Based on Tandon's love of science and data (and the fact that she'd dropped a hint about it), Keating also knew he wanted to purchase a lab-grown diamond. Using a tiny diamond seed as a starter, lab diamonds are created using either high heat and high pressure (to mimic the conditions that create natural diamonds in the Earth's crust), or using chemical processes. They're made of carbon, just like natural diamonds, and have the same molecular structure, making them visually indistinguishable (even professionals need special equipment to tell them apart). Brilliant Earth, the diamond retailer from which Keating purchased a lab diamond, sells both natural and lab-grown stones, all of which have been ethically sourced.

According to Kathryn Edison Money, the vice president of strategy and merchandising at Brilliant Earth, lab diamonds are growing in popularity among millennials. "Customers are drawn to them because they’re beautiful, they’re responsible, and they’re affordable," she says. Natural diamonds often have a bloody history, and have been associated with warfare, child labor, and environmental destruction, but lab diamonds have none of that baggage—and they cost 20% to 40% less than stones coming out of a mine.

Why did she prefer a lab-grown diamond in her ring? Tandon has only two words: "science and ethics." Using the exact measurements of the 2.08-carat, super ideal cut stone, Keating and Ahlin created the setting of the ring using 3D modeling software and had it 3D printed in wax.

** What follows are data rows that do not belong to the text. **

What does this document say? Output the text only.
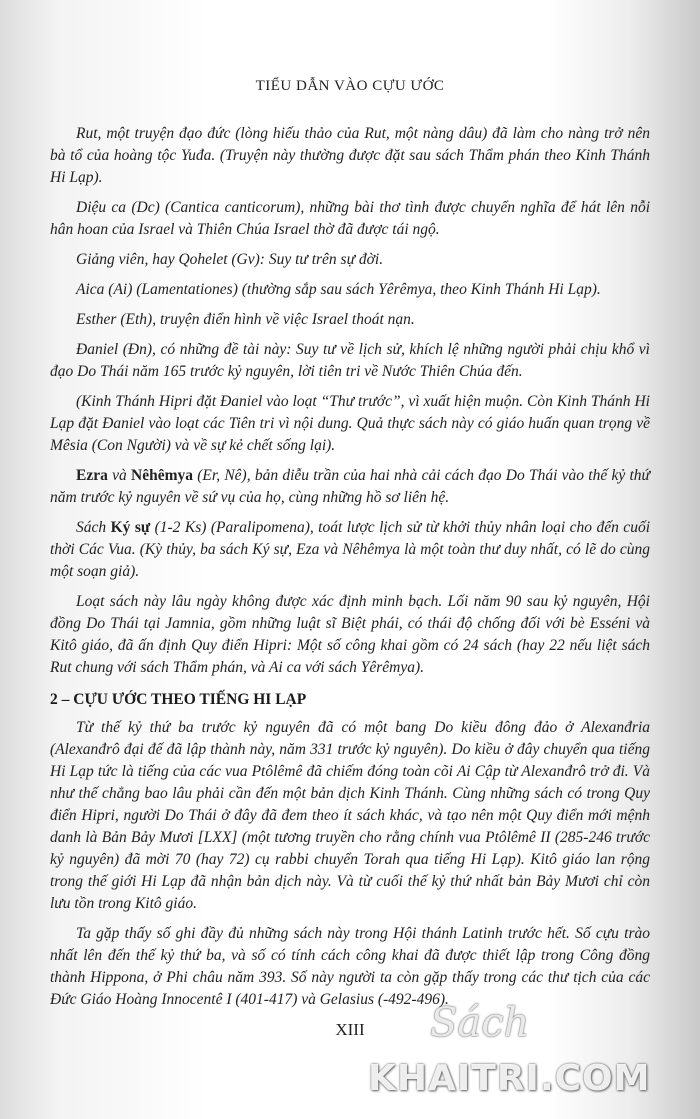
TIỂU DẪN VÀO CỰU ƯỚC

Rut, một truyện đạo đức (lòng hiếu thảo của Rut, một nàng dâu) đã làm cho nàng trở nên bà tổ của hoàng tộc Yuđa. (Truyện này thường được đặt sau sách Thẩm phán theo Kinh Thánh Hi Lạp).

Diệu ca (Dc) (Cantica canticorum), những bài thơ tình được chuyển nghĩa để hát lên nỗi hân hoan của Israel và Thiên Chúa Israel thờ đã được tái ngộ.

Giảng viên, hay Qohelet (Gv): Suy tư trên sự đời.

Aica (Ai) (Lamentationes) (thường sắp sau sách Yêrêmya, theo Kinh Thánh Hi Lạp).

Esther (Eth), truyện điển hình về việc Israel thoát nạn.

Đaniel (Đn), có những đề tài này: Suy tư về lịch sử, khích lệ những người phải chịu khổ vì đạo Do Thái năm 165 trước kỷ nguyên, lời tiên tri về Nước Thiên Chúa đến.

(Kinh Thánh Hipri đặt Đaniel vào loạt “Thư trước”, vì xuất hiện muộn. Còn Kinh Thánh Hi Lạp đặt Đaniel vào loạt các Tiên tri vì nội dung. Quả thực sách này có giáo huấn quan trọng về Mêsia (Con Người) và về sự kẻ chết sống lại).

Ezra và Nêhêmya (Er, Nê), bản diễu trần của hai nhà cải cách đạo Do Thái vào thế kỷ thứ năm trước kỷ nguyên về sứ vụ của họ, cùng những hồ sơ liên hệ.

Sách Ký sự (1-2 Ks) (Paralipomena), toát lược lịch sử từ khởi thủy nhân loại cho đến cuối thời Các Vua. (Kỳ thủy, ba sách Ký sự, Eza và Nêhêmya là một toàn thư duy nhất, có lẽ do cùng một soạn giả).

Loạt sách này lâu ngày không được xác định minh bạch. Lối năm 90 sau kỷ nguyên, Hội đồng Do Thái tại Jamnia, gồm những luật sĩ Biệt phái, có thái độ chống đối với bè Esséni và Kitô giáo, đã ấn định Quy điển Hipri: Một số công khai gồm có 24 sách (hay 22 nếu liệt sách Rut chung với sách Thẩm phán, và Ai ca với sách Yêrêmya).

2 – CỰU ƯỚC THEO TIẾNG HI LẠP

Từ thế kỷ thứ ba trước kỷ nguyên đã có một bang Do kiều đông đảo ở Alexanđria (Alexanđrô đại đế đã lập thành này, năm 331 trước kỷ nguyên). Do kiều ở đây chuyển qua tiếng Hi Lạp tức là tiếng của các vua Ptôlêmê đã chiếm đóng toàn cõi Ai Cập từ Alexanđrô trở đi. Và như thế chẳng bao lâu phải cần đến một bản dịch Kinh Thánh. Cùng những sách có trong Quy điển Hipri, người Do Thái ở đây đã đem theo ít sách khác, và tạo nên một Quy điển mới mệnh danh là Bản Bảy Mươi [LXX] (một tương truyền cho rằng chính vua Ptôlêmê II (285-246 trước kỷ nguyên) đã mời 70 (hay 72) cụ rabbi chuyển Torah qua tiếng Hi Lạp). Kitô giáo lan rộng trong thế giới Hi Lạp đã nhận bản dịch này. Và từ cuối thế kỷ thứ nhất bản Bảy Mươi chỉ còn lưu tồn trong Kitô giáo.

Ta gặp thấy số ghi đầy đủ những sách này trong Hội thánh Latinh trước hết. Số cựu trào nhất lên đến thế kỷ thứ ba, và số có tính cách công khai đã được thiết lập trong Công đồng thành Hippona, ở Phi châu năm 393. Số này người ta còn gặp thấy trong các thư tịch của các Đức Giáo Hoàng Innocentê I (401-417) và Gelasius (-492-496).

XIII	Sách
KHAITRI.COM
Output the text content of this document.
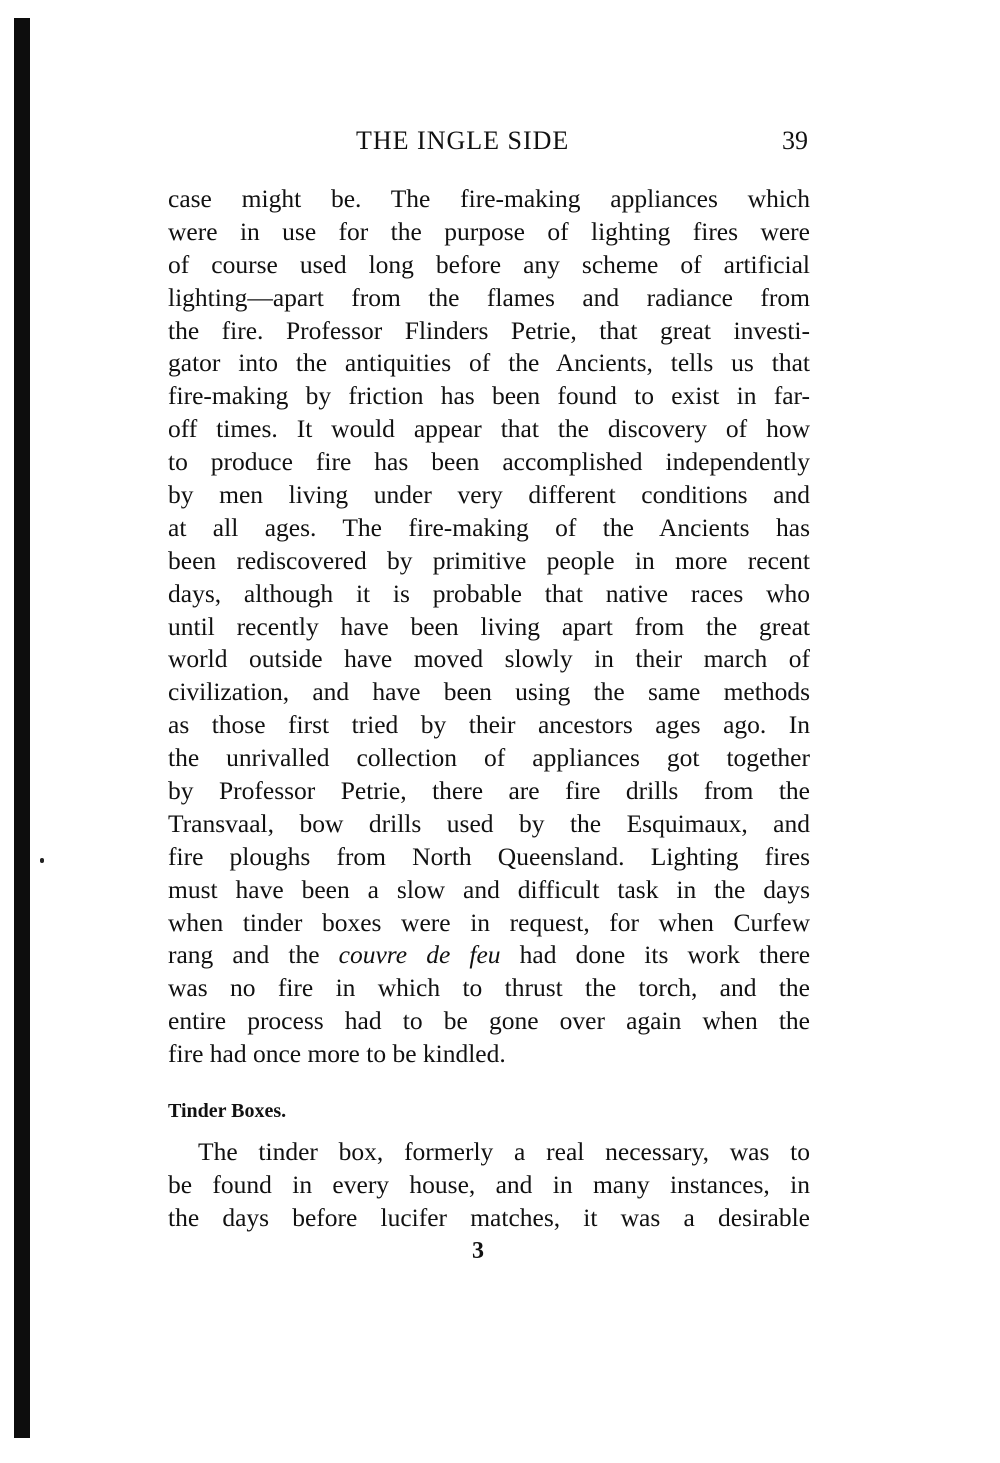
THE INGLE SIDE	39
case might be. The fire-making appliances which
were in use for the purpose of lighting fires were
of course used long before any scheme of artificial
lighting—apart from the flames and radiance from
the fire. Professor Flinders Petrie, that great investi-
gator into the antiquities of the Ancients, tells us that
fire-making by friction has been found to exist in far-
off times. It would appear that the discovery of how
to produce fire has been accomplished independently
by men living under very different conditions and
at all ages. The fire-making of the Ancients has
been rediscovered by primitive people in more recent
days, although it is probable that native races who
until recently have been living apart from the great
world outside have moved slowly in their march of
civilization, and have been using the same methods
as those first tried by their ancestors ages ago. In
the unrivalled collection of appliances got together
by Professor Petrie, there are fire drills from the
Transvaal, bow drills used by the Esquimaux, and
fire ploughs from North Queensland. Lighting fires
must have been a slow and difficult task in the days
when tinder boxes were in request, for when Curfew
rang and the couvre de feu had done its work there
was no fire in which to thrust the torch, and the
entire process had to be gone over again when the
fire had once more to be kindled.
Tinder Boxes.
The tinder box, formerly a real necessary, was to
be found in every house, and in many instances, in
the days before lucifer matches, it was a desirable
3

Once the wax model was finalized, the ring was cast in platinum and the diamond was set.

The ring is composed of interwoven, organic strands that are seamlessly bound together, holding the diamond in place. Ahlin wanted to push the boundaries of jewelry-making using modeling and printing technology—the ring's delicate structure would be next to impossible to make with traditional methods.

"I think there could be a lot more innovation going on in 3D printing instead of imitating the established design," Ahlin says. "That’s what I tried to do with this ring, to design something that would be really, really hard to do in a traditional way."

While based on cardiac muscle fibers, the ring isn't strictly anatomically true—making the ring as visually striking as possible was important to Keating. "Sometimes I find that you get caught up in the mathematical truths of what you’re trying to reference rather than the beauty of the object itself," he says. "I wanted to draw from data visualization as a practice but not feel bound by it. We wanted to make a beautiful engagement ring that embodied a few different things, data being only one of them."

Tandon's response when she saw the ring for the first time?

"It’s so beautiful. I loved it. It was so thoughtful. He’d really put a lot of effort into it," she says. "You could tell it was such a work of art. It’s a beautiful piece, but because it's steeped in my work and things that are important to me."

She said yes. By chance, the next day was February 29, a day in Irish culture in which women traditionally propose to men. Tandon printed a plastic version at her office and proposed to Keating—who now has a 3D-printed ring of his own to match.